My meager haiku offering for the night; small, but succinct.
It's been awhile since my last update, and I've returned to clean up Introverted Tendencies a bit. Who I was before and who I am now have many contrasts, and so I'd like to reflect on that in my upcoming posts, as well as the overall site.

Yet, I'm happy to say I'm no longer afraid of the world. I feel a vibrant passion to live; a light within myself that cannot go out.

After all, life is the light that shines in all mankind.

For the first time in my life, I feel luminescent.

Thursday, September 10, 2015

A Tourist’s Foliage

There’s a distinct crunch beneath my feet as I tread down the beaten and battered sidewalk. Tourists linger on every corner; I weave my way through them, smiling politely as I pass. One taps my shoulder, and I pivot around to face them. “Excuse me,” they say, looking quite lost, “ but do you happen to know where I could find <store>?”.

“Of course.” I smile at them. “Cross at the stoplight down there, and the second building on your left will be your destination.” They nod and hurry off in the direction I sent them. I continue on my way, noting each person I pass. Tourists are abound, taking pictures of the leaves on the trees, and the ones that have fallen to the ground - the ones I carelessly stepped on to get here. The locals brush past the sea of sightseers with scowls on their faces.

“They’re just leaves.” one local mutters under her breath; and, looking down, she’s correct. To the local community, the autumn foliage means little. We see it come and go annually, and are indifferent to the red, orange, and yellow tints the trees now possess. We have become accustomed to ignoring the enriched environment of our small town of Bennington. So then, what makes these dead leaves so captivating to the tourists? 
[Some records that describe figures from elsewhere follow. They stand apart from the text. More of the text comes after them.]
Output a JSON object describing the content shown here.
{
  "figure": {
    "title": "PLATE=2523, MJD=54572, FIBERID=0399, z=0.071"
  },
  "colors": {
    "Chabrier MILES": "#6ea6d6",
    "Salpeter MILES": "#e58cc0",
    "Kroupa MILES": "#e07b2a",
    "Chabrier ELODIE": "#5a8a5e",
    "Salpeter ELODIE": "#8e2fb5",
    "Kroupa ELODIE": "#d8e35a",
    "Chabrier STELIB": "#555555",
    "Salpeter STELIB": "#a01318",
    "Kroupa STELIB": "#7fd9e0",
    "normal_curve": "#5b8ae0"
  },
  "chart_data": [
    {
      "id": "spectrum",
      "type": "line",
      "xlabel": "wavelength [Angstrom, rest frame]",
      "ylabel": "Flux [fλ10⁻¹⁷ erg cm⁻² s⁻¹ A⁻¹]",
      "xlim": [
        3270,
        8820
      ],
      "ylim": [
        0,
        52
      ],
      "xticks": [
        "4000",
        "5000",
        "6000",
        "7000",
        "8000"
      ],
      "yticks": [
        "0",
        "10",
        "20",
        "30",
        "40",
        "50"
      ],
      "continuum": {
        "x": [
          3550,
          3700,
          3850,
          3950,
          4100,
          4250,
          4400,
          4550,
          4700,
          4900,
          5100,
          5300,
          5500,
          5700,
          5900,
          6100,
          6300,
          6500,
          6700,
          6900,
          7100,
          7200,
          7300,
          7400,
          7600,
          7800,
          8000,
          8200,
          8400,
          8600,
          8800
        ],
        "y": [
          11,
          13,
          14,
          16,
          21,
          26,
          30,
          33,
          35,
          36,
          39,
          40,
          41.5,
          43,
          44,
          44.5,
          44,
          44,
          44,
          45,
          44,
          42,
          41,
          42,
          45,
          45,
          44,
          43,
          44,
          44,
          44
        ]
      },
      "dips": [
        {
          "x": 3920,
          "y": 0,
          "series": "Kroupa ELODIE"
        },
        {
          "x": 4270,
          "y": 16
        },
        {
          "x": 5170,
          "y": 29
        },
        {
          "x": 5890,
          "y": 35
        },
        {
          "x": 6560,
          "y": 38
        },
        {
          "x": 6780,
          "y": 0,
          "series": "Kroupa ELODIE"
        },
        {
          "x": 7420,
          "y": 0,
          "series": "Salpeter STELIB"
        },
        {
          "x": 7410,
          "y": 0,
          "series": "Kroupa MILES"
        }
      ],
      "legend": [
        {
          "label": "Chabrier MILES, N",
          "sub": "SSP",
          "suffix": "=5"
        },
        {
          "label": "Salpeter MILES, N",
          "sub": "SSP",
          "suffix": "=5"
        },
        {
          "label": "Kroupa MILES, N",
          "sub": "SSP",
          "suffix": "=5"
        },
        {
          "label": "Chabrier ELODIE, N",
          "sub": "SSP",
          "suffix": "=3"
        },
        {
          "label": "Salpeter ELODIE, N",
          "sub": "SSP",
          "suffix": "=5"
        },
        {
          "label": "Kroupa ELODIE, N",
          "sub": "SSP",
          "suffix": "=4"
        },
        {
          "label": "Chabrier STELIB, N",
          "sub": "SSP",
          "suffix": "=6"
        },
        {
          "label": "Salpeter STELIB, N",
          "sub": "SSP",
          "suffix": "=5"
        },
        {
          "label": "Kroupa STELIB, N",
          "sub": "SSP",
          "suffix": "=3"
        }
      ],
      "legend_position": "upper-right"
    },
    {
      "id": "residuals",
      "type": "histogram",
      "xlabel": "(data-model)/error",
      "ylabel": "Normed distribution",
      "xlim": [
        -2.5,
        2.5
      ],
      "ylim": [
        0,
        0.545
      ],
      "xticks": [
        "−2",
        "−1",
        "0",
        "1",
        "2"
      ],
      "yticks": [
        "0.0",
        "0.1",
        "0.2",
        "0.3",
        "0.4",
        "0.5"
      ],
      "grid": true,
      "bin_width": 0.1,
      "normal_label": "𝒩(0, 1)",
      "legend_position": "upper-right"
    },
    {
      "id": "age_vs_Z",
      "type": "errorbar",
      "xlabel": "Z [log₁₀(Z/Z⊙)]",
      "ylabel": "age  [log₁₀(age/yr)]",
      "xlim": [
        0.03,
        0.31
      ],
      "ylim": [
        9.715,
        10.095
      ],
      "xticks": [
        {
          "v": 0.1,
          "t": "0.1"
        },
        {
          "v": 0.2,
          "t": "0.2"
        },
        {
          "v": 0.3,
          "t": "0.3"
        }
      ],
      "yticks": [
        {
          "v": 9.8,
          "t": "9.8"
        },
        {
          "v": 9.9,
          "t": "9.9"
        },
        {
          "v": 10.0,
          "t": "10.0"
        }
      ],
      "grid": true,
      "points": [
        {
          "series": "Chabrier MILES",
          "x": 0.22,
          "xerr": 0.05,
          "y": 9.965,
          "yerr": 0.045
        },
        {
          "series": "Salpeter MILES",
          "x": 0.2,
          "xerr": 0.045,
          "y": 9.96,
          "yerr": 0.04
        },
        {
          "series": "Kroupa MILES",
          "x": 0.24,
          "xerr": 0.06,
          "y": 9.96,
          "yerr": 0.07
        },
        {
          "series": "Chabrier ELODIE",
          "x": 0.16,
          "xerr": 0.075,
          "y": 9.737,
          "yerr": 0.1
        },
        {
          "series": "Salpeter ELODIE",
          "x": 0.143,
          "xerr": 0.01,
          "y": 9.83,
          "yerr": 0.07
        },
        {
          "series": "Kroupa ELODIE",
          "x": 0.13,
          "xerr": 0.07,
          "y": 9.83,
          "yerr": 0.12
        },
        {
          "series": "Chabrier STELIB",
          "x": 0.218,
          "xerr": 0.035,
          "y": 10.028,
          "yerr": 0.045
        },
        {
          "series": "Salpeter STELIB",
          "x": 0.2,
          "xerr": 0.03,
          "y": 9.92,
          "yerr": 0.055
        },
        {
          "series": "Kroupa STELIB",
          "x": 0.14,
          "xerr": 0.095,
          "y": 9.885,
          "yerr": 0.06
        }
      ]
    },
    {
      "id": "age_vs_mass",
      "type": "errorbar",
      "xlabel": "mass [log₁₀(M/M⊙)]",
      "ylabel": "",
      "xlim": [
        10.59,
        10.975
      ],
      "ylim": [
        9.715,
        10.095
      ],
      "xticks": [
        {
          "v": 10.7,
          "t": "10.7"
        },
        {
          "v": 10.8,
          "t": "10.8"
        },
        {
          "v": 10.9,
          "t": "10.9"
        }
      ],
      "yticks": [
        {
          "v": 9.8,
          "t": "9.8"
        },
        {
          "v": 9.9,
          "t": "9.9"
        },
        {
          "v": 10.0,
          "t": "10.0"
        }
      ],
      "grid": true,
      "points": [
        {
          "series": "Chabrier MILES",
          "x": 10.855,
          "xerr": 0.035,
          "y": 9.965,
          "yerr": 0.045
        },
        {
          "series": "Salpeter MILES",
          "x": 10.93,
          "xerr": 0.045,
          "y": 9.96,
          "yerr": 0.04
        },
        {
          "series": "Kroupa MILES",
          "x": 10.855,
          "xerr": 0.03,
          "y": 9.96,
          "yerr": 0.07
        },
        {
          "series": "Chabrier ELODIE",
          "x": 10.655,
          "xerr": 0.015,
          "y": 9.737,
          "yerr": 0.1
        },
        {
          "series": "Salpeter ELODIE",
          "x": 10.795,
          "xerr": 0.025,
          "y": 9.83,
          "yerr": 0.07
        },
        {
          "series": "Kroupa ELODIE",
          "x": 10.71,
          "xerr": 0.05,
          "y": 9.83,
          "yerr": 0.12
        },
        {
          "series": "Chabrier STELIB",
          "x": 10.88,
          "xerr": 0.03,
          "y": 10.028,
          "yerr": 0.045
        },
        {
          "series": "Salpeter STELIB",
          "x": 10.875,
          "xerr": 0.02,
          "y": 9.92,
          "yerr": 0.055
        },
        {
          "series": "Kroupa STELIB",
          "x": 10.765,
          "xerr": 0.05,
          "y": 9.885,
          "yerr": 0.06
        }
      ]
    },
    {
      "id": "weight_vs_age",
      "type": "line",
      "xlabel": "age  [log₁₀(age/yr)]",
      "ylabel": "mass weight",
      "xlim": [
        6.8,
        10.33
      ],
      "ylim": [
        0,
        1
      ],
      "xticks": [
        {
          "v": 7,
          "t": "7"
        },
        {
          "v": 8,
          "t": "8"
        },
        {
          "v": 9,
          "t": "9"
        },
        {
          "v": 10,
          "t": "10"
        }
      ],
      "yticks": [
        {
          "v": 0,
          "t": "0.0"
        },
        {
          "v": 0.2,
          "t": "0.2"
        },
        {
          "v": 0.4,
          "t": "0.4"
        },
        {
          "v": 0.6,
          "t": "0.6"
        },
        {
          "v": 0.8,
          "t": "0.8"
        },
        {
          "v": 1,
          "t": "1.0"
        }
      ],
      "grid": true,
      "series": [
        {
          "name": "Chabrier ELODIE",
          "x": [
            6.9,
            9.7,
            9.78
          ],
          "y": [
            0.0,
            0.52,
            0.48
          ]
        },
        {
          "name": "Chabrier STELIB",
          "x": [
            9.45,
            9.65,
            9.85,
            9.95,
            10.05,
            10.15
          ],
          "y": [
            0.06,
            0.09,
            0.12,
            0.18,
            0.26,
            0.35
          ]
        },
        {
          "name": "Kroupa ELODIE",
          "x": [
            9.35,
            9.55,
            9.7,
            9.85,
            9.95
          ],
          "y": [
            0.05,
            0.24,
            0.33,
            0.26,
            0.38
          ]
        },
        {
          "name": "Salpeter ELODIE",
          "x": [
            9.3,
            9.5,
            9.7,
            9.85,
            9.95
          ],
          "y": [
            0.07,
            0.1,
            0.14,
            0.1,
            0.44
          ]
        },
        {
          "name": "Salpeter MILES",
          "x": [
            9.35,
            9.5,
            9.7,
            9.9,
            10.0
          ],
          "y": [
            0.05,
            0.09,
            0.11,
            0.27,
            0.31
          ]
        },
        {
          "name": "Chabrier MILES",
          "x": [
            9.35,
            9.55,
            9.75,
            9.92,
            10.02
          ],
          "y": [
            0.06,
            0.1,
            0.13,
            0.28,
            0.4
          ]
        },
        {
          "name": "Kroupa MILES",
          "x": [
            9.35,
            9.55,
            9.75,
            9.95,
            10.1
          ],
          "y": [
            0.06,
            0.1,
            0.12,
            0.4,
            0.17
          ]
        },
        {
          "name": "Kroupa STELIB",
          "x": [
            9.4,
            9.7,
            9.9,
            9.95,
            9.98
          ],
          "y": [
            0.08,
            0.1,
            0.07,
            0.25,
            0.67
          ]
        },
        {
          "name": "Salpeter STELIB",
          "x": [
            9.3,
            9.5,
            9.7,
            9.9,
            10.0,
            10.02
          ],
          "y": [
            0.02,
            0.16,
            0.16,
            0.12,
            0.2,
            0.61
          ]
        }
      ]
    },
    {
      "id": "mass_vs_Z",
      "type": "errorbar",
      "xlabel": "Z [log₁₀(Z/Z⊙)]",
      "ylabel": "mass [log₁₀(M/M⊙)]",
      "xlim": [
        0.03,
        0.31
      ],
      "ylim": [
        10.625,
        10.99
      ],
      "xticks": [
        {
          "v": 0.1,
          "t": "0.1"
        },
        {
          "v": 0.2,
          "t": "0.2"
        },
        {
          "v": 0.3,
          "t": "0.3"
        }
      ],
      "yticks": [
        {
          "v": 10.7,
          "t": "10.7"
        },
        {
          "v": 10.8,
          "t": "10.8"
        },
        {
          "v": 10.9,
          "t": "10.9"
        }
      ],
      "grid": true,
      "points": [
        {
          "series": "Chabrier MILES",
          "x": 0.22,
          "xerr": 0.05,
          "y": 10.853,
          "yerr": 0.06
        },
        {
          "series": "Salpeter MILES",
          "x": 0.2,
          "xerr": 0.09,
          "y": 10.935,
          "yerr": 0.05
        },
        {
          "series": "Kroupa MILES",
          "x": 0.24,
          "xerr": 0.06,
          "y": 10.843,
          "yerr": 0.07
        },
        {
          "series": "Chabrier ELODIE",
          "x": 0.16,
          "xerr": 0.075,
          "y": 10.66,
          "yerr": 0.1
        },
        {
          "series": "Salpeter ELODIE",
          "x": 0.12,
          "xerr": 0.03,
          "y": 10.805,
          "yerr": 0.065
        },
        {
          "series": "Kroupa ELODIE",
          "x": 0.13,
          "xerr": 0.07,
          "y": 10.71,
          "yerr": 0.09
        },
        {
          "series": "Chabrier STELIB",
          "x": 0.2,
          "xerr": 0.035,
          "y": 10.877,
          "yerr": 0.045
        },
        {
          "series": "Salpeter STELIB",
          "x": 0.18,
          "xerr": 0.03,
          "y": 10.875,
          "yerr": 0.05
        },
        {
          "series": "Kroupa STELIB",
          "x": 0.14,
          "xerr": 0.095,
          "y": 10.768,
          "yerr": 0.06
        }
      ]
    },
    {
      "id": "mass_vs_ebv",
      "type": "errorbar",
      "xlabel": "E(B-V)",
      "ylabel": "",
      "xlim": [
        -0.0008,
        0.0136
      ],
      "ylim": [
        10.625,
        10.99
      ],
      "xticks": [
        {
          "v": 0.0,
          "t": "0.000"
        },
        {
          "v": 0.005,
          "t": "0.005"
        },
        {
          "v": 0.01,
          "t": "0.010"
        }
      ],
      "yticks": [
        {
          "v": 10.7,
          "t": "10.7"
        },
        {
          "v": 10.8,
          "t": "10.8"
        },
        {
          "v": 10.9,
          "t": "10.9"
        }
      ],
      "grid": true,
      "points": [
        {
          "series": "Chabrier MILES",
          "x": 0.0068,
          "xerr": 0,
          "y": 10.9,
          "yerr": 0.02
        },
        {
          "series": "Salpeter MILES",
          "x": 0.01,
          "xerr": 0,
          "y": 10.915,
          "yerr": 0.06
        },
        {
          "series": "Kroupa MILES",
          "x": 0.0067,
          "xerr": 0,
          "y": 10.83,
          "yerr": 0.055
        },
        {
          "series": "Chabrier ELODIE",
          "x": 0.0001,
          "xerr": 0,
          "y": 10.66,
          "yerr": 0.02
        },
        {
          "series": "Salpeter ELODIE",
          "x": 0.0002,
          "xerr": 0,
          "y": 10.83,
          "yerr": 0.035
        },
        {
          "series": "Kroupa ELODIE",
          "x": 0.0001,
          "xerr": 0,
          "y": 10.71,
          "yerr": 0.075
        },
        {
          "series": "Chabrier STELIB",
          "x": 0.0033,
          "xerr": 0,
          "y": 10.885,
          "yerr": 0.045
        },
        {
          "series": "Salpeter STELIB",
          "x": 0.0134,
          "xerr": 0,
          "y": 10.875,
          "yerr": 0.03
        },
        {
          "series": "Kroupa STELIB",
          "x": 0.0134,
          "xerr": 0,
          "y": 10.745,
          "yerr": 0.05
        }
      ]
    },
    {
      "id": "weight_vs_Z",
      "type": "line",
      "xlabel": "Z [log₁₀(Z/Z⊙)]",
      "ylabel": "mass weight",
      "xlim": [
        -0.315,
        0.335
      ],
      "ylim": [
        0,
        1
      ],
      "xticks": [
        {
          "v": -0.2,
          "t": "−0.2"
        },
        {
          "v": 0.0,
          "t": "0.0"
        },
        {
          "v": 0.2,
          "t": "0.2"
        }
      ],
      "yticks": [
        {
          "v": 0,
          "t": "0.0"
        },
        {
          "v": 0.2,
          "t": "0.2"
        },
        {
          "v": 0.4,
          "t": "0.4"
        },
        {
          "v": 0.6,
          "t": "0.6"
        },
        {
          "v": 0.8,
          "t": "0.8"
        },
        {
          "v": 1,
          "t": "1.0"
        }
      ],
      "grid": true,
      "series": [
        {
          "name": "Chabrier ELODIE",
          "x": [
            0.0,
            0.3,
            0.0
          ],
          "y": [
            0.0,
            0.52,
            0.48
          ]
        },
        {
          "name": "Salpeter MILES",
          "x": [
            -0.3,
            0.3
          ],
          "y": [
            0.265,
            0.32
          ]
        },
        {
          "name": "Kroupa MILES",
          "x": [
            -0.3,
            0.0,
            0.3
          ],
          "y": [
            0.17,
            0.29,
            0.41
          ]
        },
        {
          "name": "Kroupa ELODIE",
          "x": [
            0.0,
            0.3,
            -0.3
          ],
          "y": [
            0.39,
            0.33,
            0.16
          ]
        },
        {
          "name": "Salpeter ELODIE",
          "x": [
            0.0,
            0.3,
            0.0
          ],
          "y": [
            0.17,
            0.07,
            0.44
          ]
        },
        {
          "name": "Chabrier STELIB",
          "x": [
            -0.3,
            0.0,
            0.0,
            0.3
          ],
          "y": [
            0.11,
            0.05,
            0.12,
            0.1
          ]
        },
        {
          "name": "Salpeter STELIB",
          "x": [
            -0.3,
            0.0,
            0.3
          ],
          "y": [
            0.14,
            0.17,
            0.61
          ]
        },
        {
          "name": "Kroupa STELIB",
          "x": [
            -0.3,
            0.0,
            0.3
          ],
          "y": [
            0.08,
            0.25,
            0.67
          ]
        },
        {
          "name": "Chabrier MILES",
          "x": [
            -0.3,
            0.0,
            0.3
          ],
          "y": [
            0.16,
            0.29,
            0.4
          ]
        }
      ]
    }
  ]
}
When I was a child, I was enamored by the beautiful rural environment of the town. The leaves captivated me as they do the tourists. The crunchy leaves were the best for making leaf piles to jump into. I admired the beautiful landscapes behind my house, as our green mountains flourished with color. I dreaded the coming winter, when all this beauty would fade.

Observing the tourists, they hold the same enamored look we all once did. They stop at every corner to admire a town that the locals consider mediocre at best. While the community within the town finds little in it, the communities that pervade from outside the town bring with them a sense of appreciation that was long lost on the community, and returns annually with the tourist’s foliage.

Sunday, August 2, 2015

Self-Esteem

Self-esteem is an oddity of all proportions.
Mine didn't arise from starving myself years ago, nor over-exercising and restricting my diet.
It didn't arise from comparing myself to other people, or trying to obtain what was impossible.
It didn't arise from taking several pictures of myself, and going through each one, nitpicking every feature I hated about myself.
And it most certainly didn't arise from all the self-hatred I brooded upon, thinking it would be my motivation to lose weight.
All any of that did was make me feel awful about myself, and hurt others in the process.
Actual self-esteem came from acceptance of my imperfections - that they can most certainly be improved, but never perfected.
It came from being okay with not achieving the highest standards of beauty, and wearing make-up/exercising/wearing shorts for me, and not for other people. I do these things now because they make me feel good.
It's also amusing how well self-esteem can do for your appearance. Without as much stress, my acne has cleared up tenfold. It still persists from time to time, but on a much smaller scale than before. I sleep better at night, not worrying about my appearance, and the bags under my eyes have all but shrunk. I am happier on the inside, and it shows on the outside.
For once, I'm actually happy with who I am. And it feels better than starving or harming myself ever did.